How to run arraylib interactively

First we import the LibraryExperiment class from the package.

[2]:
from arraylib.libraryexperiment import LibraryExperiment

We generate an experiment object by instantiating the LibraryExperiment class with our chosen parameters.

Required parameters:

  • input_dir: path to directory holding the input fastq files

  • exp_design: path to csv file indicating experimental design (values should be separated by a comma). The experimental design file should have columns, Filename, Poolname and Pooldimension. (see example in tests/test_data/full_exp_design.csv)

    • Filename should contain all the unqiue input fastq filenames.

    • Poolname should indicate to which pool a given file belongs. Multiple files per poolname are allowed.

    • Pooldimension indicates the pooling dimension a pool belongs to. All pools sharing the same pooling dimension should have the same string in the Pooldimension column.

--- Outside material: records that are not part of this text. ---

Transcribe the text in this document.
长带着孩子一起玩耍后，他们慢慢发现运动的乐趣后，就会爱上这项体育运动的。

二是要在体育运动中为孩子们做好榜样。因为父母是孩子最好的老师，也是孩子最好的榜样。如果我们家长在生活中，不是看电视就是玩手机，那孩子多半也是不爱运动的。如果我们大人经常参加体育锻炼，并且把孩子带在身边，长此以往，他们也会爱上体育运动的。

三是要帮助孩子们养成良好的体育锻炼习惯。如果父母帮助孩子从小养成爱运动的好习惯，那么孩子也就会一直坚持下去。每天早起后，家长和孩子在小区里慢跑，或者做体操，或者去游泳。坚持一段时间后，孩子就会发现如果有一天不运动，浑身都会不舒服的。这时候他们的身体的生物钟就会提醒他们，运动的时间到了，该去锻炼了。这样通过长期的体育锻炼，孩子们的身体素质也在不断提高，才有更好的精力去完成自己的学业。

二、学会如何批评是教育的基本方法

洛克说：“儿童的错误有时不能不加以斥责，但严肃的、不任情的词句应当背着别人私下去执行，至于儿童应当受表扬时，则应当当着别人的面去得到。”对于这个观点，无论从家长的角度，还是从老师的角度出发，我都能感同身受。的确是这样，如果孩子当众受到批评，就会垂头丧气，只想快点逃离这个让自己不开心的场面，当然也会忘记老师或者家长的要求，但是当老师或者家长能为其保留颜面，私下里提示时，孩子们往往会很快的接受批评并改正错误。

An example of how an exp_design file could look like:

Filename

Poolname

Pooldimension

column1.fastq

column1

columns

column2.fastq

column2

columns

row1.fastq

row1

rows

row2.fastq

row2

rows

platerow1.fastq

platerow1

platerows

platerow2.fastq

platerow2

platerows

platecol1.fastq

platecol1

platecols

platecol2.fastq

platecol2

platecols

  • gb_ref path to genbank reference file

  • bowtie_ref path to bowtie index files, ending with the basename of your index (if the basename of your index is UTI89 and you store your bowtie2 [1] references in bowtie_ref it should be bowtie_ref/UTI89). Please visit https://bowtie-bio.sourceforge.net/bowtie2/manual.shtml#the-bowtie2-build-indexer for a manual how to create bowtie2 indices.

  • tn_seq transposon sequence (e.g. AGATGTGTATAAGAGACAG)

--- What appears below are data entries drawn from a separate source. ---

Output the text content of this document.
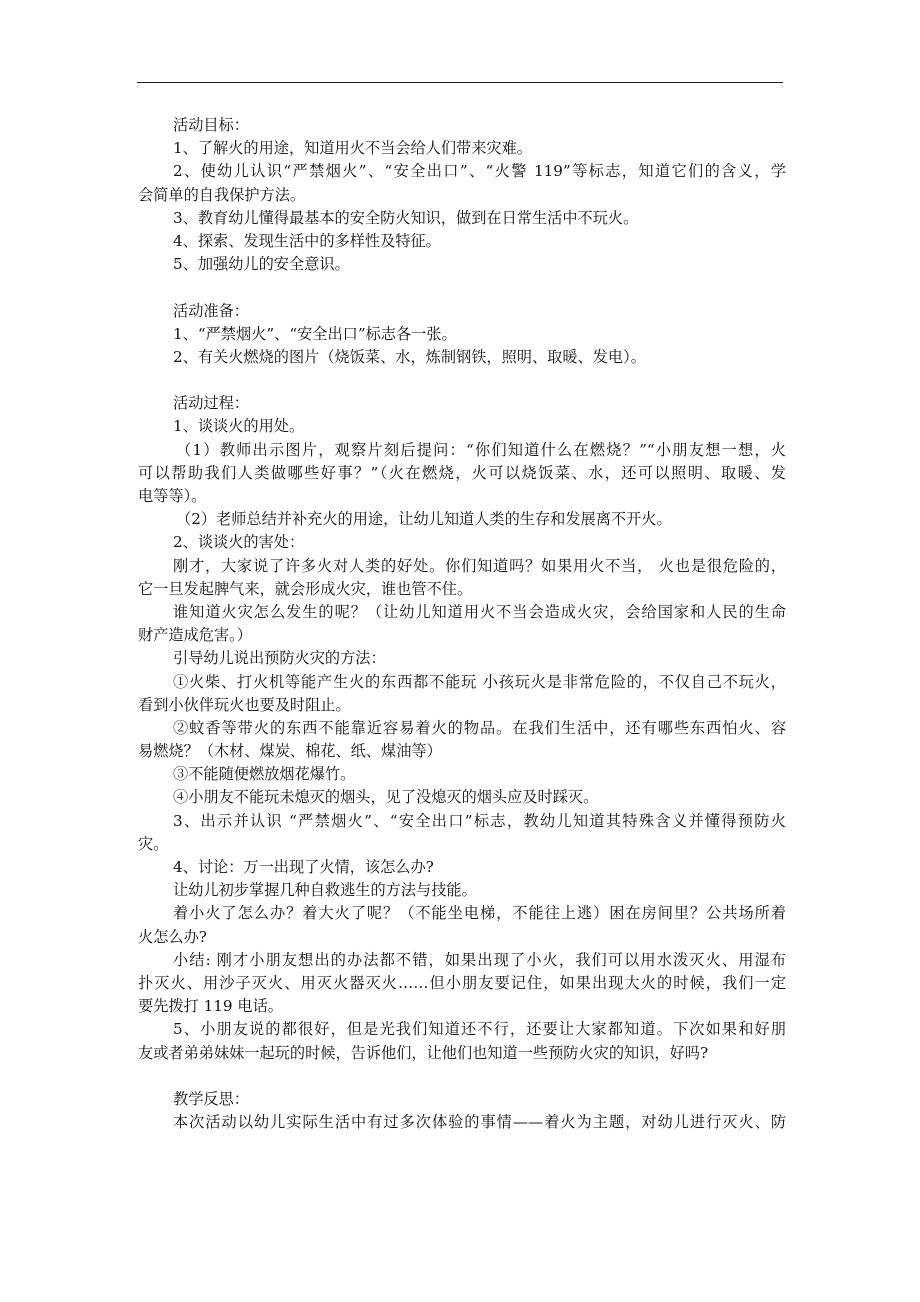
活动目标：
1、了解火的用途，知道用火不当会给人们带来灾难。
2、使幼儿认识“严禁烟火”、“安全出口”、“火警 119”等标志，知道它们的含义，学
会简单的自我保护方法。
3、教育幼儿懂得最基本的安全防火知识，做到在日常生活中不玩火。
4、探索、发现生活中的多样性及特征。
5、加强幼儿的安全意识。
活动准备：
1、“严禁烟火”、“安全出口”标志各一张。
2、有关火燃烧的图片（烧饭菜、水，炼制钢铁，照明、取暖、发电）。
活动过程：
1、谈谈火的用处。
（1）教师出示图片，观察片刻后提问：“你们知道什么在燃烧？”“小朋友想一想，火
可以帮助我们人类做哪些好事？”（火在燃烧，火可以烧饭菜、水，还可以照明、取暖、发
电等等）。
（2）老师总结并补充火的用途，让幼儿知道人类的生存和发展离不开火。
2、谈谈火的害处：
刚才，大家说了许多火对人类的好处。你们知道吗？如果用火不当， 火也是很危险的，
它一旦发起脾气来，就会形成火灾，谁也管不住。
谁知道火灾怎么发生的呢？（让幼儿知道用火不当会造成火灾，会给国家和人民的生命
财产造成危害。）
引导幼儿说出预防火灾的方法：
①火柴、打火机等能产生火的东西都不能玩 小孩玩火是非常危险的，不仅自己不玩火，
看到小伙伴玩火也要及时阻止。
②蚊香等带火的东西不能靠近容易着火的物品。在我们生活中，还有哪些东西怕火、容
易燃烧？（木材、煤炭、棉花、纸、煤油等）
③不能随便燃放烟花爆竹。
④小朋友不能玩未熄灭的烟头，见了没熄灭的烟头应及时踩灭。
3、出示并认识 “严禁烟火”、“安全出口”标志，教幼儿知道其特殊含义并懂得预防火
灾。
4、讨论：万一出现了火情，该怎么办?
让幼儿初步掌握几种自救逃生的方法与技能。
着小火了怎么办？着大火了呢？（不能坐电梯，不能往上逃）困在房间里？公共场所着
火怎么办?
小结: 刚才小朋友想出的办法都不错，如果出现了小火，我们可以用水泼灭火、用湿布
扑灭火、用沙子灭火、用灭火器灭火……但小朋友要记住，如果出现大火的时候，我们一定
要先拨打 119 电话。
5、小朋友说的都很好，但是光我们知道还不行，还要让大家都知道。下次如果和好朋
友或者弟弟妹妹一起玩的时候，告诉他们，让他们也知道一些预防火灾的知识，好吗?
教学反思：
本次活动以幼儿实际生活中有过多次体验的事情——着火为主题，对幼儿进行灭火、防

  • bar_upstream upstream sequence of barcode (e.g. CGAGGTCTCT)

  • bar_downstream downstream sequence of barcode (e.g. CGTACGCTGC)

Optional parameters:

  • map_quality minimum bowtie2 alignment quality score for each base to include read

  • seq_quality minimum phred score for each base to include read

  • transposon_mismatches number of transposon mismatches allowed

  • filter_thr threshold for local filter (e.g. a threshold of 0.05 would filter out all reads < 0.05 of the maximum read count for a given mutant)

  • global_thr threshold for global filter (all reads below g_thr will be set to 0)

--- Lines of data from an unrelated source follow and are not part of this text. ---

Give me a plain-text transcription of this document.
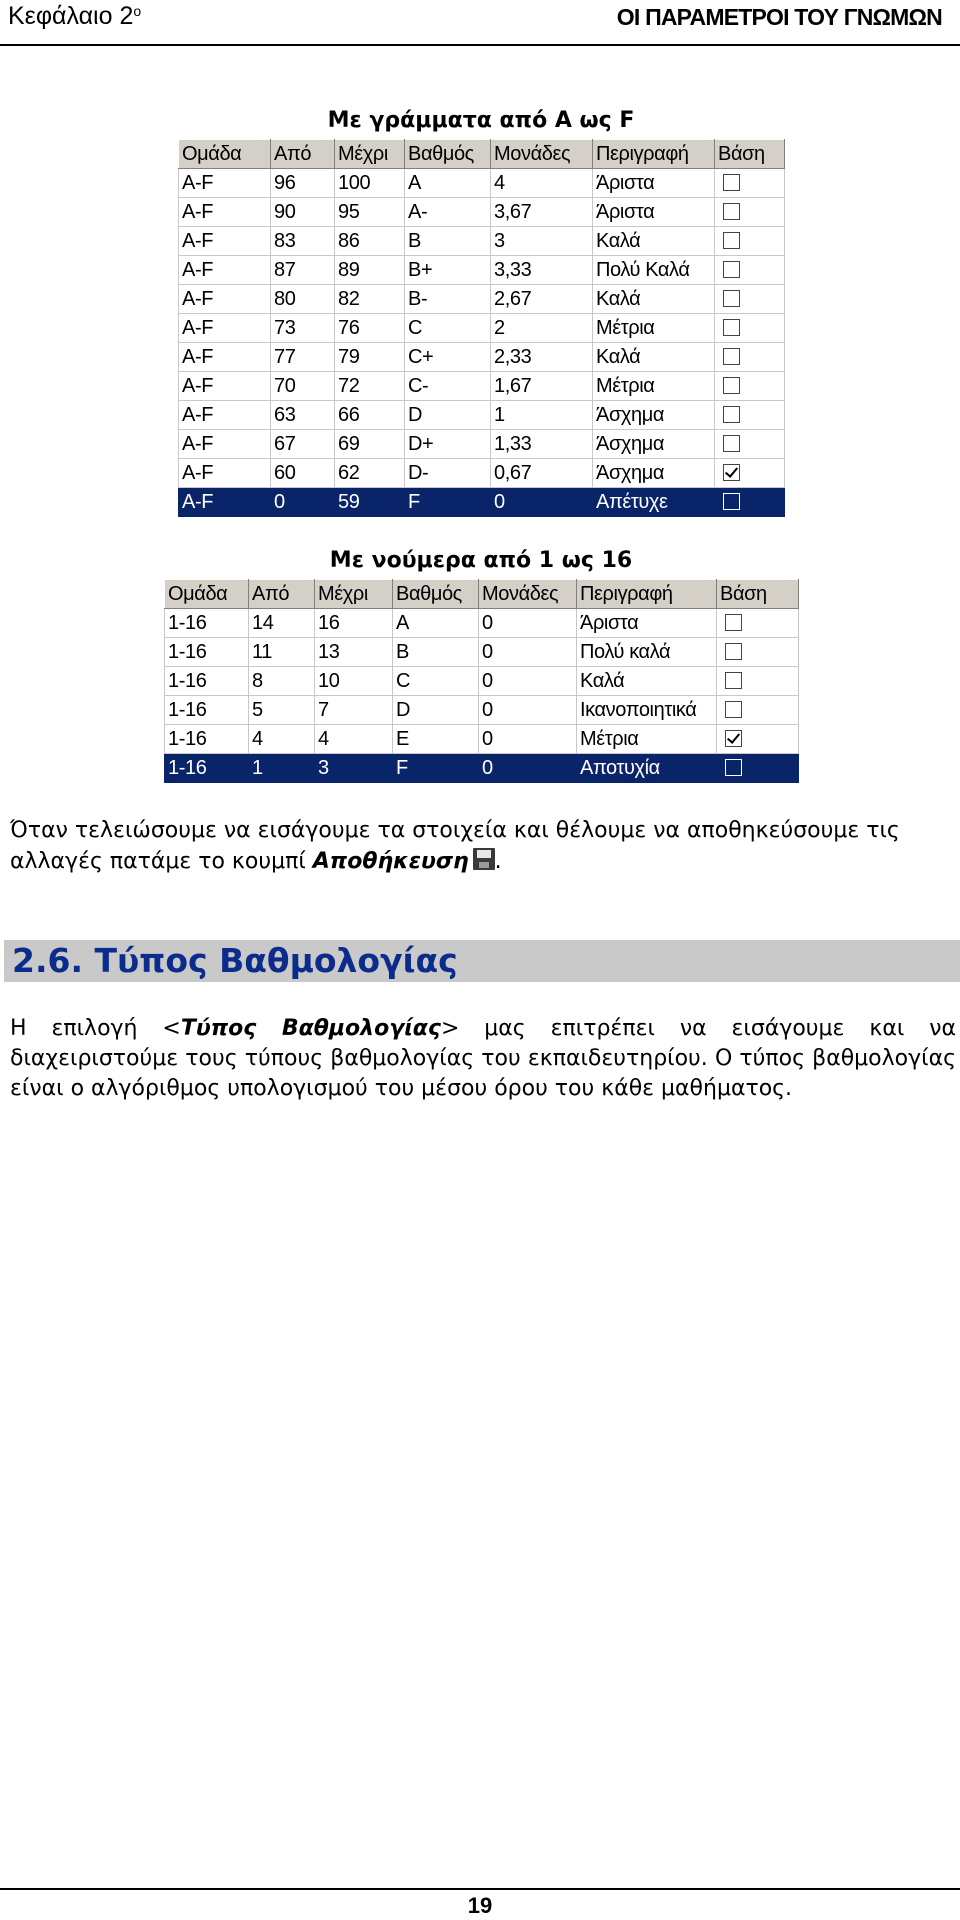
Κεφάλαιο $2^o$	ΟΙ ΠΑΡΑΜΕΤΡΟΙ ΤΟΥ ΓΝΩΜΩΝ
Με γράμματα από A ως F
Ομάδα	Από	Μέχρι	Βαθμός	Μονάδες	Περιγραφή	Βάση
A-F	96	100	A	4	Άριστα	
A-F	90	95	A-	3,67	Άριστα	
A-F	83	86	B	3	Καλά	
A-F	87	89	B+	3,33	Πολύ Καλά	
A-F	80	82	B-	2,67	Καλά	
A-F	73	76	C	2	Μέτρια	
A-F	77	79	C+	2,33	Καλά	
A-F	70	72	C-	1,67	Μέτρια	
A-F	63	66	D	1	Άσχημα	
A-F	67	69	D+	1,33	Άσχημα	
A-F	60	62	D-	0,67	Άσχημα	
A-F	0	59	F	0	Απέτυχε	
Με νούμερα από 1 ως 16
Ομάδα	Από	Μέχρι	Βαθμός	Μονάδες	Περιγραφή	Βάση
1-16	14	16	A	0	Άριστα	
1-16	11	13	B	0	Πολύ καλά	
1-16	8	10	C	0	Καλά	
1-16	5	7	D	0	Ικανοποιητικά	
1-16	4	4	E	0	Μέτρια	
1-16	1	3	F	0	Αποτυχία	
Όταν τελειώσουμε να εισάγουμε τα στοιχεία και θέλουμε να αποθηκεύσουμε τις αλλαγές πατάμε το κουμπί Αποθήκευση .
2.6. Τύπος Βαθμολογίας
Η επιλογή <Τύπος Βαθμολογίας> μας επιτρέπει να εισάγουμε και να διαχειριστούμε τους τύπους βαθμολογίας του εκπαιδευτηρίου. Ο τύπος βαθμολογίας είναι ο αλγόριθμος υπολογισμού του μέσου όρου του κάθε μαθήματος.
19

  • min_counts minimum counts of a barcode to be included in analysis

  • use_barcodes whether to perform deconvolution only based on barcodes without genomic alignment

You can also refer to the API to get a detailed description of the input parameter choices.

[3]:
experiment = LibraryExperiment(cores=4,
                               map_quality=30,
                               seq_quality=10,
                               gb_ref="gb_ref",
                               bowtie_ref="bowtie_ref/UTI89",
                               tn_seq="AGATGTGTATAAGAGACAG",
                               tn_mismatches=2,
                               input_dir="input",
                               exp_design="full_exp_design.csv",
                               use_barcodes=False,
                               bar_upstream="CGAGGTCTCT",
                               bar_downstream="CGTACGCTGC",
                               filter_thr=0.05,
                               global_filter_thr=5,
                               min_counts=5)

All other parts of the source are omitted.